The river is one of several that flows through Bangladesh and much of the neighboring Indian province of East Bengal, making this whole part of the sub-continent pretty much an estuary, with the yearly monsoons perpetually shifting sandbars.  Powerful families claim these, since no deeds or titles exist for a sandbar.  They put poor people to work growing two crops of rice before the next monsoon comes and moves the sandbar.  The local peasantry gets about 100 takka a day for their labor--$1.25.   And there are plenty of workers to choose from.  The Rural Development Agency, the end point of our field trip, provides a number of services—agricultural assistance, medical services, and educational support—to two million people in the Jamuna River area alone.  

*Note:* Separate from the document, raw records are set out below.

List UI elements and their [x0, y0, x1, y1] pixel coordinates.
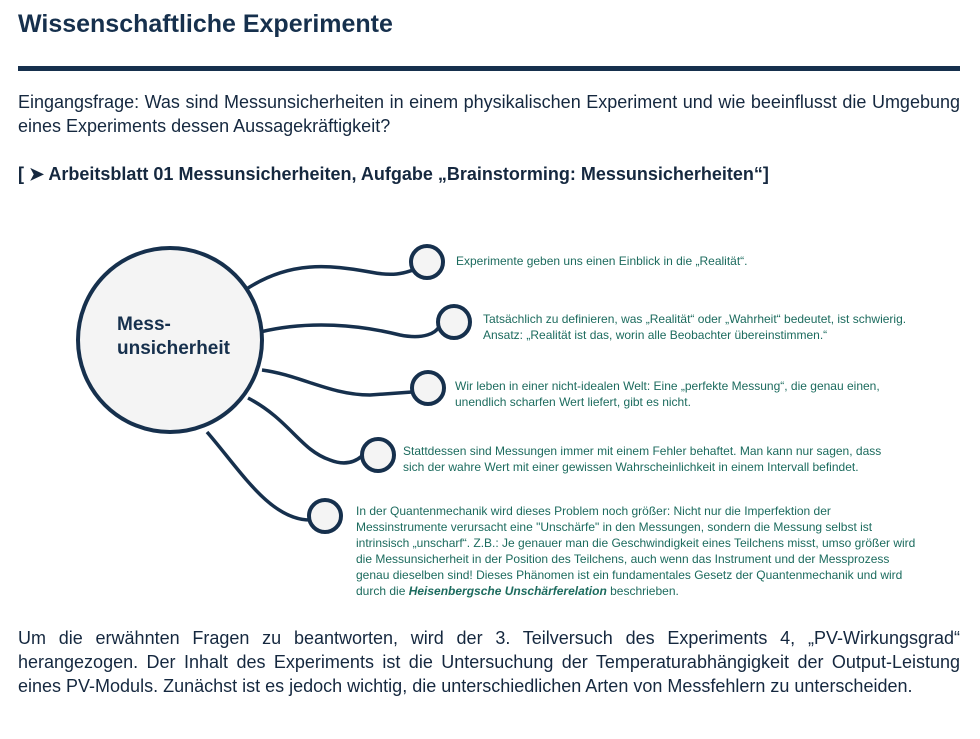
worksheet-reference: [ ➤ Arbeitsblatt 01 Messunsicherheiten, Aufgabe „Brainstorming: Messunsicherheiten“]: [18, 164, 769, 184]
node-2: [438, 306, 470, 338]
heisenberg-emphasis: Heisenbergsche Unschärferelation: [408, 584, 607, 598]
note-1: Experimente geben uns einen Einblick in die „Realität“.: [456, 254, 748, 268]
node-3: [412, 372, 444, 404]
outro-paragraph: Um die erwähnten Fragen zu beantworten, wird der 3. Teilversuch des Experiments 4, „PV-Wirkungsgrad“ herangezogen. Der Inhalt des Experiments ist die Untersuchung der Temperaturabhängigkeit der Output-Leistung eines PV-Moduls. Zunächst ist es jedoch wichtig, die unterschiedlichen Arten von Messfehlern zu unterscheiden.: [18, 628, 960, 696]
note-5-end: beschrieben.: [606, 584, 679, 598]
note-5: [356, 503, 916, 599]
note-5-text: In der Quantenmechanik wird dieses Problem noch größer: Nicht nur die Imperfektion der Messinstrumente verursacht eine "Unschärfe" in den Messungen, sondern die Messung selbst ist intrinsisch „unscharf“. Z.B.: Je genauer man die Geschwindigkeit eines Teilchens misst, umso größer wird die Messunsicherheit in der Position des Teilchens, auch wenn das Instrument und der Messprozess genau dieselben sind! Dieses Phänomen ist ein fundamentales Gesetz der Quantenmechanik und wird durch die: [356, 504, 916, 598]
center-label: Mess- unsicherheit: [117, 314, 230, 359]
intro-question: Eingangsfrage: Was sind Messunsicherheiten in einem physikalischen Experiment und wie beeinflusst die Umgebung eines Experiments dessen Aussagekräftigkeit?: [18, 92, 960, 136]
note-2: Tatsächlich zu definieren, was „Realität“ oder „Wahrheit“ bedeutet, ist schwierig. Ansatz: „Realität ist das, worin alle Beobachter übereinstimmen.“: [483, 312, 907, 342]
node-1: [411, 246, 443, 278]
note-3: Wir leben in einer nicht-idealen Welt: Eine „perfekte Messung“, die genau einen, unendlich scharfen Wert liefert, gibt es nicht.: [455, 379, 880, 409]
note-4: Stattdessen sind Messungen immer mit einem Fehler behaftet. Man kann nur sagen, dass sich der wahre Wert mit einer gewissen Wahrscheinlichkeit in einem Intervall befindet.: [403, 444, 882, 474]
node-5: [309, 500, 341, 532]
page-title: Wissenschaftliche Experimente: [18, 10, 393, 38]
node-4: [362, 439, 394, 471]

The work of the Agency is as an agricultural college—animal husbandry (still milking cows by hand), fish hatchery, raised bed crops, rice production, even a bio gas production facility that produces electricity through their generators.  And they have an elementary school—fifty kids in a classroom and it’s the number one school in the province. 

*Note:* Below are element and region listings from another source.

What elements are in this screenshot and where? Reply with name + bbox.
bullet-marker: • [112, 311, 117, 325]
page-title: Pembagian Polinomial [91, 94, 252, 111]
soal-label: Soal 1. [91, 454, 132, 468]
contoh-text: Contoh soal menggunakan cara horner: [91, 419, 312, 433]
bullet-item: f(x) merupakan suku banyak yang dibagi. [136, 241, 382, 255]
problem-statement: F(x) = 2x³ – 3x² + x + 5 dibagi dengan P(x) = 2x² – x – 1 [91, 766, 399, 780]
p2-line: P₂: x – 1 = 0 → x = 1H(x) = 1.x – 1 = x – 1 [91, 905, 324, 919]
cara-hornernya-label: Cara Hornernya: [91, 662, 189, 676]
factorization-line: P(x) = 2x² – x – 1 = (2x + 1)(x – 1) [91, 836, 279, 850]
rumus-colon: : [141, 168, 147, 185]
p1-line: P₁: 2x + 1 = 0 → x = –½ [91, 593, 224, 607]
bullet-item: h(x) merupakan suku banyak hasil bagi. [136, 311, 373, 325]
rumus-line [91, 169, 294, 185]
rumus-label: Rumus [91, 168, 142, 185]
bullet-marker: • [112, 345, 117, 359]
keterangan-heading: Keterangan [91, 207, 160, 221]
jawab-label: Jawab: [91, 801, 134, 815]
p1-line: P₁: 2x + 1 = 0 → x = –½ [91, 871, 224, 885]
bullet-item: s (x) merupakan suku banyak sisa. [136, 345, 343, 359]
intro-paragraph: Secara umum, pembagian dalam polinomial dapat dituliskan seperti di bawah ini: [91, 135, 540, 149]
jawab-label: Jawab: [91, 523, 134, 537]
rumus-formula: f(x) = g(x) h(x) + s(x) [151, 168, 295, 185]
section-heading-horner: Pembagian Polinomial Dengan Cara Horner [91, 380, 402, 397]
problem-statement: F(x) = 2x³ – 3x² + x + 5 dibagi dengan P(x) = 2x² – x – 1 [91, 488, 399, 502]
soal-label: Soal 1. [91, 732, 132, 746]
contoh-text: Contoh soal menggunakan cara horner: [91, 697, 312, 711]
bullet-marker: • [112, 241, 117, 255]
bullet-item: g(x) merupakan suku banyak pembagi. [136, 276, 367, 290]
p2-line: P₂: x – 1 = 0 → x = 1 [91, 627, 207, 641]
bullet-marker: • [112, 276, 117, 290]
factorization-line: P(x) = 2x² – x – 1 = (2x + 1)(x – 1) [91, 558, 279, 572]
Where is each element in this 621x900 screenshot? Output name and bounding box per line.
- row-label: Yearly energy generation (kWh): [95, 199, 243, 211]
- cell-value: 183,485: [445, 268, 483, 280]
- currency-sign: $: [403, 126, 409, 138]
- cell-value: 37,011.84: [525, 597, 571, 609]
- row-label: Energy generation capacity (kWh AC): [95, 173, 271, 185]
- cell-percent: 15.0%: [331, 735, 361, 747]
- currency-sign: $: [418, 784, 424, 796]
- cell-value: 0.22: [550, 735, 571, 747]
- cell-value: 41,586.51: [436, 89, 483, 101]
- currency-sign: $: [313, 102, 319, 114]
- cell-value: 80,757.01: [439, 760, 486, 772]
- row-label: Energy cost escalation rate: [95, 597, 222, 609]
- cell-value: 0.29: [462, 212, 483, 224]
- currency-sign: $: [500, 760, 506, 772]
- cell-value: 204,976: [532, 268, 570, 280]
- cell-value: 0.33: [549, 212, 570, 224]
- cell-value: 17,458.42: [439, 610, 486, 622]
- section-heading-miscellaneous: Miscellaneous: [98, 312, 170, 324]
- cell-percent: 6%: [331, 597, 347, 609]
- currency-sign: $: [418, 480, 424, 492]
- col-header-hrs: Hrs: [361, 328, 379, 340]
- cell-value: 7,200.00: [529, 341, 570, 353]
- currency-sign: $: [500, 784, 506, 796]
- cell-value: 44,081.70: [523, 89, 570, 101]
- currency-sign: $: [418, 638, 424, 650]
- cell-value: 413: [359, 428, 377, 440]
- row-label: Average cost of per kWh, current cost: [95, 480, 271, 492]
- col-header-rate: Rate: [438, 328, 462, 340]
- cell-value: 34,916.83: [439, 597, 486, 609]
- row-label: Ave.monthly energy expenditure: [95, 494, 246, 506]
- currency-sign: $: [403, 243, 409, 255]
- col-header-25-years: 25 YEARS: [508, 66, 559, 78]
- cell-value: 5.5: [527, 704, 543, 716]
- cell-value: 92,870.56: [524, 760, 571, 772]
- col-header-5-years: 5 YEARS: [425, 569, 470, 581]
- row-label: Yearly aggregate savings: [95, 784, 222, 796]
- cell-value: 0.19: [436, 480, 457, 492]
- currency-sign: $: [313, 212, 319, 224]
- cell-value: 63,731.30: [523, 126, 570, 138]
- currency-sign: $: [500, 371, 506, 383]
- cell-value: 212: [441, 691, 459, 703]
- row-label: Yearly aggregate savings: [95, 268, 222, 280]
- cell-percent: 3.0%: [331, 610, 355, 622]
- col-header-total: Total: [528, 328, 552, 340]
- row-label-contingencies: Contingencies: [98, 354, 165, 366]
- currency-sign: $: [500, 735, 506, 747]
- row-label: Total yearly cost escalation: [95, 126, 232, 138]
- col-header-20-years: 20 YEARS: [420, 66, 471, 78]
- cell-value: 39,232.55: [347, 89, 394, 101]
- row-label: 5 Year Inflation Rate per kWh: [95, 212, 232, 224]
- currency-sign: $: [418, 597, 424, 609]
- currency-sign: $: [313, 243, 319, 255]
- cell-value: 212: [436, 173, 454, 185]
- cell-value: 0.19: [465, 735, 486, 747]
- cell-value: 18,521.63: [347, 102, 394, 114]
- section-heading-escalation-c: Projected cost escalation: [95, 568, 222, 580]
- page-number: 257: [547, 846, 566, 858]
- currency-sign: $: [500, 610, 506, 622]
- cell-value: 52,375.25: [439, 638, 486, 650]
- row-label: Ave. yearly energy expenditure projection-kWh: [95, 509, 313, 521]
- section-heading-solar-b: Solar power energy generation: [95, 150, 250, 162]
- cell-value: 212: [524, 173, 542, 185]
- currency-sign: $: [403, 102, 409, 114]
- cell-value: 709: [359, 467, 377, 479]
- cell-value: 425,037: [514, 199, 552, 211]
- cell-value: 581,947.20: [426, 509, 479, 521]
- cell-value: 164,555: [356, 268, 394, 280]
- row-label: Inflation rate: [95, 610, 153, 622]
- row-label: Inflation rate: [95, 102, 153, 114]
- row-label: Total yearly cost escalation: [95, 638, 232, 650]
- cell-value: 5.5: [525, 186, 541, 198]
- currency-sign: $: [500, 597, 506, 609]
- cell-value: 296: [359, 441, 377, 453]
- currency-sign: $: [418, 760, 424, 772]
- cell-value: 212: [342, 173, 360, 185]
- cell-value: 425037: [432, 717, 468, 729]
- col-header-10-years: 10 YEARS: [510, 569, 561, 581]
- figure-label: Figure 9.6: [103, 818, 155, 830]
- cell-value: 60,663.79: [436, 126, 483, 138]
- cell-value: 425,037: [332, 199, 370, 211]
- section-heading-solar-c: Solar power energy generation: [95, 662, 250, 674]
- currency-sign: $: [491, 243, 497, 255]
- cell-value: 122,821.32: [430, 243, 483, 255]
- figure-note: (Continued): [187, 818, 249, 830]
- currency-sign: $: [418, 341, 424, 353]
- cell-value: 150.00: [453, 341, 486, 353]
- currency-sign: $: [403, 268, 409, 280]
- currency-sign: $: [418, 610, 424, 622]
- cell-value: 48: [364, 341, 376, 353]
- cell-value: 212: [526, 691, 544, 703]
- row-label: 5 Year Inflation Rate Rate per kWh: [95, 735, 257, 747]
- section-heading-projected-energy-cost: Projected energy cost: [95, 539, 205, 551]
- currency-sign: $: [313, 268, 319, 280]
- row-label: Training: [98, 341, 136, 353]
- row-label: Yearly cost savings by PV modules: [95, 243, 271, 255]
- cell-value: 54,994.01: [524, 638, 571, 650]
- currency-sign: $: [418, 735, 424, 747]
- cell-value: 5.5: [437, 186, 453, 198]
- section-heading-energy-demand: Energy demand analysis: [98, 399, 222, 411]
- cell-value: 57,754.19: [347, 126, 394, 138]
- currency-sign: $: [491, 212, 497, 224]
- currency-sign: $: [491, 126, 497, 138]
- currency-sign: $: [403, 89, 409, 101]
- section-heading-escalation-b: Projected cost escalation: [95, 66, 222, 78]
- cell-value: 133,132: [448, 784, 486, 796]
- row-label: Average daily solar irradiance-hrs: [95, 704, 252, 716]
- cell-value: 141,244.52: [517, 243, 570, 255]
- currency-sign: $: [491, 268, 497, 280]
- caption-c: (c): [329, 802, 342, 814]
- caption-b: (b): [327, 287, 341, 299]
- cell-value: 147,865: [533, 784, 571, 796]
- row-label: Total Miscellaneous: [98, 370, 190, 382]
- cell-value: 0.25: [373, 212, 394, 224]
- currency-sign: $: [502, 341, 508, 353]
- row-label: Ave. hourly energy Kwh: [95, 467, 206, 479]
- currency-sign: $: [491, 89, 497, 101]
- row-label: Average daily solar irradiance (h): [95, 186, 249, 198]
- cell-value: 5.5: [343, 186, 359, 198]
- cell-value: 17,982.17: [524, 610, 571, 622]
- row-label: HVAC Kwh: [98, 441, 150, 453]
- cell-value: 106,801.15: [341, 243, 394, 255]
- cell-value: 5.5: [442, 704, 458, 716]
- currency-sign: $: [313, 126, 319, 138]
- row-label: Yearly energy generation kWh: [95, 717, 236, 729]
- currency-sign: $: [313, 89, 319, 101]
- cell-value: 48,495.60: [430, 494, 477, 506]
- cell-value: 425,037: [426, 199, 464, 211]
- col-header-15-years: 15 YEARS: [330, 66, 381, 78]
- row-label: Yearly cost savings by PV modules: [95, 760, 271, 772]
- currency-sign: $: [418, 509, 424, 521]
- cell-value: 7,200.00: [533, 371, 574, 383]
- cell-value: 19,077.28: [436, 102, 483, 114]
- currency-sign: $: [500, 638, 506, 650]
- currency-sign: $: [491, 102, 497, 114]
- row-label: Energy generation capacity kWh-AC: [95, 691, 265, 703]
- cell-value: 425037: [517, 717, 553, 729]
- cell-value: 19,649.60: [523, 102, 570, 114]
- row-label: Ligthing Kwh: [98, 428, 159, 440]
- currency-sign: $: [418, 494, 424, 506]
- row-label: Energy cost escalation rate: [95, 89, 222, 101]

Meanwhile, Gail and Millie were enjoying the bucolic life of the eastern Himalaya; Gail says it is like where we lived last year in India, but with better roads, like Colorado.  They flew into Paro, the only city in Bhutan with an international airport, and were told that, from the plane, they could see Mt. Everest in the distance.  Millie found this doubtful, since all mountains look the same to her.

Dancing in the Dusk


Bhutan limits the number of tourists every year and everyone must take a guided tour.  This tour included a temple in Paro before a bus ride to the capital city of Thimpu, where they visited another temple, some markets and received the lecture on Gross National Happiness, the Bhutanese alternative to GNP.  They also got to see various dancers and performers, and hit a few more markets and temples. 




Keeping Warm



The highlight of the trip came the next day with a trip up and over the ridge (3150 meters) to Chimi Lhakhang, the Temple of Fertility, built in the 15th century by the “Divine Madman”, Lama Drukpa Kuenley.  From what I have read elsewhere, the guy found Buddhist peace and tranquility through fornication.  The walls are decorated with penises and the temple has lots—stone, ivory and wood.  The monks touched all the kids and teachers on the forehead with each kind as they exited the temple.  Houses in the area are similarly decorated—drawings, statuettes, etc.   Our guidance counselor thought of doing this for his house in Connecticut just to see the neighbors’ reaction.


Tiger's Nest Monastery
The group also visited an elementary school and other temples at Punakha.  You can find the name of the town on Google Maps, but it’s hard to find the actual town.  Gail was having some asthma trouble due to the flowering of the flowering of the local mustard crop, so she didn’t get to take the tour that day to Taktsang Lhakhang, the Tiger’s Nest monastery, which clings to a cliff about a four-hour hike up the hill from the town.  Millie gasped all the way to the top.  
School 












Gail, however, was able to shop—got a couple more masks for our walls (got 9 now), and a woven belt, typical of Bhutanese, for me for my morning stretching, as well as a bronze engraved “singing bowl”.  The bowl can be made to produce a constant tone when struck and rubbed by a wooden mallet.  It resides next to the Indian elephant poker on our alter of Asian souvenirs.

Abby is also on a trip, to Phoenix to visit her grandmother.  I’ll have more to report on that trip, and our recent cultural experiences in my next installment.